University of Illinois at Chicago (UIC) engineers have designed a new type of solar cell that can transform carbon dioxide in the atmosphere into usable hydrocarbon fuel. Amazingly, it uses only sunlight as energy.
The innovative system can convert carbon dioxide into fuel that is like producing gasoline, describes engineer Amin Salehi-Khojin. "Instead of producing energy in an unsustainable one-way route from fossil fuels to greenhouse gas, we can now reverse the process and recycle atmospheric carbon into fuel using sunlight," noted Salehi-Khojin in a press statement.

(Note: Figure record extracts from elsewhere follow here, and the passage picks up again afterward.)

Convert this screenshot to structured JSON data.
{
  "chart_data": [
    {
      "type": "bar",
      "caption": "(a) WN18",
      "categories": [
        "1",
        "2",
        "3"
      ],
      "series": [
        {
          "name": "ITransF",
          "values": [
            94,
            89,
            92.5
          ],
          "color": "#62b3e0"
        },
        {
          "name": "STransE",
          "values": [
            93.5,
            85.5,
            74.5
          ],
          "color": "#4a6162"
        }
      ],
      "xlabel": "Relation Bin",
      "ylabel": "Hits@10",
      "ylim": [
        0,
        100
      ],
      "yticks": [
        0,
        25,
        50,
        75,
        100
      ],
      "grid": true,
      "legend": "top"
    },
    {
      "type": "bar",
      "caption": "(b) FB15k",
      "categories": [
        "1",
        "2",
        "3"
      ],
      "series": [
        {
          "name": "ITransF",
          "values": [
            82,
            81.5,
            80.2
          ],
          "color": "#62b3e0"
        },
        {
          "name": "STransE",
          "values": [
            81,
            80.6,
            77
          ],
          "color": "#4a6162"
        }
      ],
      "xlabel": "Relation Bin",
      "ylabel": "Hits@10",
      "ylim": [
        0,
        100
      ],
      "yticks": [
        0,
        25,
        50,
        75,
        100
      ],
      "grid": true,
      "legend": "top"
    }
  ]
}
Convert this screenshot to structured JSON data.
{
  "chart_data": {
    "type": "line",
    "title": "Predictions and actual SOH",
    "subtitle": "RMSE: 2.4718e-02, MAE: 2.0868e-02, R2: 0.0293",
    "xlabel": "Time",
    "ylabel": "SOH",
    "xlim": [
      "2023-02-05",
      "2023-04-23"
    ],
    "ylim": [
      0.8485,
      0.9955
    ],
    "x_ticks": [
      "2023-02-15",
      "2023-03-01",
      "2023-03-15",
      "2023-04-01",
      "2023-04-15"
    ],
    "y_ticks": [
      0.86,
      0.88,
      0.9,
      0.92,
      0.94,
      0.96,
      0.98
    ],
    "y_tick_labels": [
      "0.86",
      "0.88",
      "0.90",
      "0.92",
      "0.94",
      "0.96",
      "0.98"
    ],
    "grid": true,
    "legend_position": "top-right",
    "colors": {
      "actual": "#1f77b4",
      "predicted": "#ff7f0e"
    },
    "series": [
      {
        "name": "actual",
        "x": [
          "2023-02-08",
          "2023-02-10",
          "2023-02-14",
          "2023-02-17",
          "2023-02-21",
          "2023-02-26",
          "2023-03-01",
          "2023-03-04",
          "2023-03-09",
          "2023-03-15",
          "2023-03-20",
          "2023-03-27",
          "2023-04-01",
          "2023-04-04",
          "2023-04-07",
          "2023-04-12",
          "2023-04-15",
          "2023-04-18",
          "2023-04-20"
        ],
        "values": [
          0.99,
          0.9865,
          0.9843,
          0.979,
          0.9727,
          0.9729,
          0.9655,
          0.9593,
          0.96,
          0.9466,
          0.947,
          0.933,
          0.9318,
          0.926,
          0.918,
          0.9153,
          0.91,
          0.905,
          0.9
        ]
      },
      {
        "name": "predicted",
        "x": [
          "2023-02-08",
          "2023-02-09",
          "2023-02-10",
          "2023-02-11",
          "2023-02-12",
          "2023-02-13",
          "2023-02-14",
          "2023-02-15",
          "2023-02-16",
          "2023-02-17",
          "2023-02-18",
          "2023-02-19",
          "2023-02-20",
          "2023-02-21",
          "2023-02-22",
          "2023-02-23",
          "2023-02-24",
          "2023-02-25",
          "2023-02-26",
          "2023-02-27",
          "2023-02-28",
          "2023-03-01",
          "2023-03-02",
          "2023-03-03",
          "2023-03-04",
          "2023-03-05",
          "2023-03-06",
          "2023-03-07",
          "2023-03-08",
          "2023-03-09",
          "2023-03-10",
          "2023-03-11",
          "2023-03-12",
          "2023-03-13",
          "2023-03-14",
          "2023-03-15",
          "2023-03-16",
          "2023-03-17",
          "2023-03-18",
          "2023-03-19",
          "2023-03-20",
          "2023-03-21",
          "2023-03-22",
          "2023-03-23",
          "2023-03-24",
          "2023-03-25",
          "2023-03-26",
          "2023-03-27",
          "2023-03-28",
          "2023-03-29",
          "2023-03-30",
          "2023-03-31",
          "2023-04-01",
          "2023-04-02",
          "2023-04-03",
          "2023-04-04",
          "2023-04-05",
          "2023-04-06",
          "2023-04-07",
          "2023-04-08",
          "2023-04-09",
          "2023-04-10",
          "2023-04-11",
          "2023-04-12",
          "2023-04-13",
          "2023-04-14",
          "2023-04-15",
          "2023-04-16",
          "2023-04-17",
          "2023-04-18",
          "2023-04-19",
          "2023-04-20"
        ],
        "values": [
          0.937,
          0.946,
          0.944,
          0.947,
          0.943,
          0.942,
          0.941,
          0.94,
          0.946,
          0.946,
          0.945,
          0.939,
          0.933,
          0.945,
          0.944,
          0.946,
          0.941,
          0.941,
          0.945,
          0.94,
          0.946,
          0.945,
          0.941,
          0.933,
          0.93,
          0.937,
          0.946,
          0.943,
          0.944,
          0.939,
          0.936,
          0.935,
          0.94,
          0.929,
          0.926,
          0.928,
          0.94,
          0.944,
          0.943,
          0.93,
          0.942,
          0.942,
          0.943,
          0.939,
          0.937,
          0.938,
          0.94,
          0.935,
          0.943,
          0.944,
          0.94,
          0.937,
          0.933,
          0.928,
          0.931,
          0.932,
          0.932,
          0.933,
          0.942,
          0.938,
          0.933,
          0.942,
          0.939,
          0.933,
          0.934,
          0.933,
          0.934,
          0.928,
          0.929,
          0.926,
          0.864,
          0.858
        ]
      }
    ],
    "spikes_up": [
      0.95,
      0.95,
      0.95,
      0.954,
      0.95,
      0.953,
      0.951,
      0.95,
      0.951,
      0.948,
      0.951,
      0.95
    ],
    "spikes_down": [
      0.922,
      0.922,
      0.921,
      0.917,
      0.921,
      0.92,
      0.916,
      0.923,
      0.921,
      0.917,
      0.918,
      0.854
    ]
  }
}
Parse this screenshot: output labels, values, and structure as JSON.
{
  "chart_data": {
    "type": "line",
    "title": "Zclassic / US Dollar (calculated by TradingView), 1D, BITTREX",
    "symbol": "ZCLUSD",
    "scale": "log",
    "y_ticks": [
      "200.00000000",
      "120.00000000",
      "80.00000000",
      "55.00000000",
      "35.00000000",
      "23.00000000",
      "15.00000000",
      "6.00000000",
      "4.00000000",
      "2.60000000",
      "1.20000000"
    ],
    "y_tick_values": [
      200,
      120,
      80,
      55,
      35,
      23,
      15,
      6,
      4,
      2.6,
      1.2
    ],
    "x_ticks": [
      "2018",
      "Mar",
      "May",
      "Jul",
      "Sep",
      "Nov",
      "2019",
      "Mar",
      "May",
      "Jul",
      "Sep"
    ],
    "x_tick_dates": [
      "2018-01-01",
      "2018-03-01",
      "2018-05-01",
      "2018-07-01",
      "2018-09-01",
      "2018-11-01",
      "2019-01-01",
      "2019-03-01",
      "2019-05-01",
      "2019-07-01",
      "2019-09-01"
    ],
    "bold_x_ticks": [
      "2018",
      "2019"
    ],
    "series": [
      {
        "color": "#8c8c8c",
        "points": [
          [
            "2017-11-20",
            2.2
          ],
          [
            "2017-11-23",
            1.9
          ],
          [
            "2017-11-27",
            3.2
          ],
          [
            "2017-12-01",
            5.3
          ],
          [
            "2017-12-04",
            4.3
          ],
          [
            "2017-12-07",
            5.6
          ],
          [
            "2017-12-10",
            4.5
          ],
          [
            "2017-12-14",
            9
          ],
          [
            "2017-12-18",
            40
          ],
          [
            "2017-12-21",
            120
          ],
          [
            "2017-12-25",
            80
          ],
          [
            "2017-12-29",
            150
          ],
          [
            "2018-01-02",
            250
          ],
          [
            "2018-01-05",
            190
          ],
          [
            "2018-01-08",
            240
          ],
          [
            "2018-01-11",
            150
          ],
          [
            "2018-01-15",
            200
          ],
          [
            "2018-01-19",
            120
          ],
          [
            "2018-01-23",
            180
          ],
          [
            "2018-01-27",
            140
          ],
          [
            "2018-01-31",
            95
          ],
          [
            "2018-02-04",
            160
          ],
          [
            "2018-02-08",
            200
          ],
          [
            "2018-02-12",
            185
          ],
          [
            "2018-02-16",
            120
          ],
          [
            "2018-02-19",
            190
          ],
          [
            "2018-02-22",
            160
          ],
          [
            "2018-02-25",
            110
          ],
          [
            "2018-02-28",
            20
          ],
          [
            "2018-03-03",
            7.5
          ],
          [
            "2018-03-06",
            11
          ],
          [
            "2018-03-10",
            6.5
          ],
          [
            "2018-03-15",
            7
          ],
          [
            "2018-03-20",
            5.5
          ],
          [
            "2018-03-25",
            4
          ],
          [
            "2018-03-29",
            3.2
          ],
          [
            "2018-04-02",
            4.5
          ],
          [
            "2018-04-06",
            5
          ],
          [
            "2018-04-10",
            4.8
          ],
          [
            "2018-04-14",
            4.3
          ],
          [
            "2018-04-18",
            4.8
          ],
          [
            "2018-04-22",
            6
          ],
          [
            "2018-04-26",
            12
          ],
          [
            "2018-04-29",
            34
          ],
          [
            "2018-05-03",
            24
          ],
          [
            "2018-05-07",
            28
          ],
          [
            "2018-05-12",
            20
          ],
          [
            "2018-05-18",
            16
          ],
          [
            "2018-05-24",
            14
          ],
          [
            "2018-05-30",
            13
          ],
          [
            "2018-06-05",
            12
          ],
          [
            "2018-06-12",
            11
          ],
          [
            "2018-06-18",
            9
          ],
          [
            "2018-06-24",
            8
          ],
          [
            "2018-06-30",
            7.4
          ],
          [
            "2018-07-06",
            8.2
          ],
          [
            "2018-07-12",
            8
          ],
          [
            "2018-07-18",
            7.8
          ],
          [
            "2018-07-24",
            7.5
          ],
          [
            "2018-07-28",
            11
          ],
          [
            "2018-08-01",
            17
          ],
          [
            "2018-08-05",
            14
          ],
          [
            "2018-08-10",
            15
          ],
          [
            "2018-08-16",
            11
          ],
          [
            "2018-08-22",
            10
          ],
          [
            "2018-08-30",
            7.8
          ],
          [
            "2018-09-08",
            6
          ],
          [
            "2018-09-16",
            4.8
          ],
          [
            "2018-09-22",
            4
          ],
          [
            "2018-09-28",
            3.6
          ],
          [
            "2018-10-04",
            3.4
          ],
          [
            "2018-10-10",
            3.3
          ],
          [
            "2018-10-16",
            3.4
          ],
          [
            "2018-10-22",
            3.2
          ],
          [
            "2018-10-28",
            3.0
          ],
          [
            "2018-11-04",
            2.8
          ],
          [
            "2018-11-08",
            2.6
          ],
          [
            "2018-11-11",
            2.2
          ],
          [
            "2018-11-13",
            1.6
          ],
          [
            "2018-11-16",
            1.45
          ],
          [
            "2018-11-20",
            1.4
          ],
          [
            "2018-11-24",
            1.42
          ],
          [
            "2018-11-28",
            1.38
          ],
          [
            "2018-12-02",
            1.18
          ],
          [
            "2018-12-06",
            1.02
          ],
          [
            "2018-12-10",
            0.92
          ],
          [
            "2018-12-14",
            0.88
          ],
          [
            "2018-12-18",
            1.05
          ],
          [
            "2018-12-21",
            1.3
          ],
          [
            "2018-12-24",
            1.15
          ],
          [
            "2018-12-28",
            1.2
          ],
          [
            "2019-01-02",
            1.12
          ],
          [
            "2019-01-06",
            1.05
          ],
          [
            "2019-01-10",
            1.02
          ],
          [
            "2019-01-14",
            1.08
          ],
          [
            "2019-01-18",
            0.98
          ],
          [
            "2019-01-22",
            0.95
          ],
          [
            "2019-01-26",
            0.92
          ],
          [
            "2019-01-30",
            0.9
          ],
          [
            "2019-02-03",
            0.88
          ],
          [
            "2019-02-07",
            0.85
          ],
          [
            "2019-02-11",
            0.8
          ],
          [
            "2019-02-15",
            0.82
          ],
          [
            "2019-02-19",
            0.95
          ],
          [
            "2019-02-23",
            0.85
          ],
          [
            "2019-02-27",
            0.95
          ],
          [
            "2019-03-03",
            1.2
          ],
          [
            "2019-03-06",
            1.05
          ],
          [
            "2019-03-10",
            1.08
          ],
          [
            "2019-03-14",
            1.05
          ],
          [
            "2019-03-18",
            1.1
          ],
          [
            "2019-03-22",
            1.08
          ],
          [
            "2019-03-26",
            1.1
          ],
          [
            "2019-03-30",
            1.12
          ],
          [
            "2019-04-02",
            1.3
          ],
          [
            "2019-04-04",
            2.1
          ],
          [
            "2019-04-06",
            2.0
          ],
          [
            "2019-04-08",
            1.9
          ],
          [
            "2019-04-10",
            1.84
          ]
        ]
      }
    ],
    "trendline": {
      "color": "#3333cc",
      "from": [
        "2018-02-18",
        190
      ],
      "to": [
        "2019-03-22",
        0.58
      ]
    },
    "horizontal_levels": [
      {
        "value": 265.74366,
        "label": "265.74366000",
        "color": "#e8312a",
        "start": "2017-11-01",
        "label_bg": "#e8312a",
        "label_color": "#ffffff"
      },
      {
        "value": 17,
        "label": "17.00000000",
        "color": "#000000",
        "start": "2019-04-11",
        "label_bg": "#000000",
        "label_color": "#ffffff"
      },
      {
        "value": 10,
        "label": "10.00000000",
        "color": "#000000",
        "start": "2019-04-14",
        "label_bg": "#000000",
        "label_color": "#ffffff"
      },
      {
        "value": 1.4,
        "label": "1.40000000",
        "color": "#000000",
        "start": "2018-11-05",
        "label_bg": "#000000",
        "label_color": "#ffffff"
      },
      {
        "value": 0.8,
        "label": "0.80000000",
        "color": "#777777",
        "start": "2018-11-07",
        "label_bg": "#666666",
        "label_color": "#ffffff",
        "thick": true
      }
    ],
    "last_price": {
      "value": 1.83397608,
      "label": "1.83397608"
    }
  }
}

Researchers harnessed a photosynthetic cell----unlike a traditional photovoltaic cell that can turn sunlight into electric energy to be stored in batteries. Instead, the photosynthetic cell turns atmospheric carbon dioxide into fuel, which in effect does the work of plants. However, instead of converting fuel into sugar, the "artificial leaf" delivers synthetic gas, or "syngas," which is a mixture of hydrogen gas and carbon monoxide. This solar-produced gas can be burned directly, or converted into other forms of fuel, like diesel.
"The beauty of this work is it directly uses the energy of the sun. This doesn't need any electricity or external energy," said Mohammad Asadi, the study's lead author and a researcher in Salehi-Khojin's lab.
To make the process efficient, the researchers turned to a family of nano-structured compounds called transition metal dichalcogenides (TMDCs). These compounds served as active catalysts, breaking carbon dioxide's chemical bonds. Experiments showed that the new catalyst is 1,000 times faster than conventional catalysts, and about 20 times less expensive.
In coming times, a solar farm can use thousands of such "artificial leaves" in order to produce fuel and also clean the atmosphere of carbon dioxide. It can be made to work on smaller scales. It might even be useful to be employed on Mars, which is composed of mostly carbon dioxide.
The study was published in journal Science.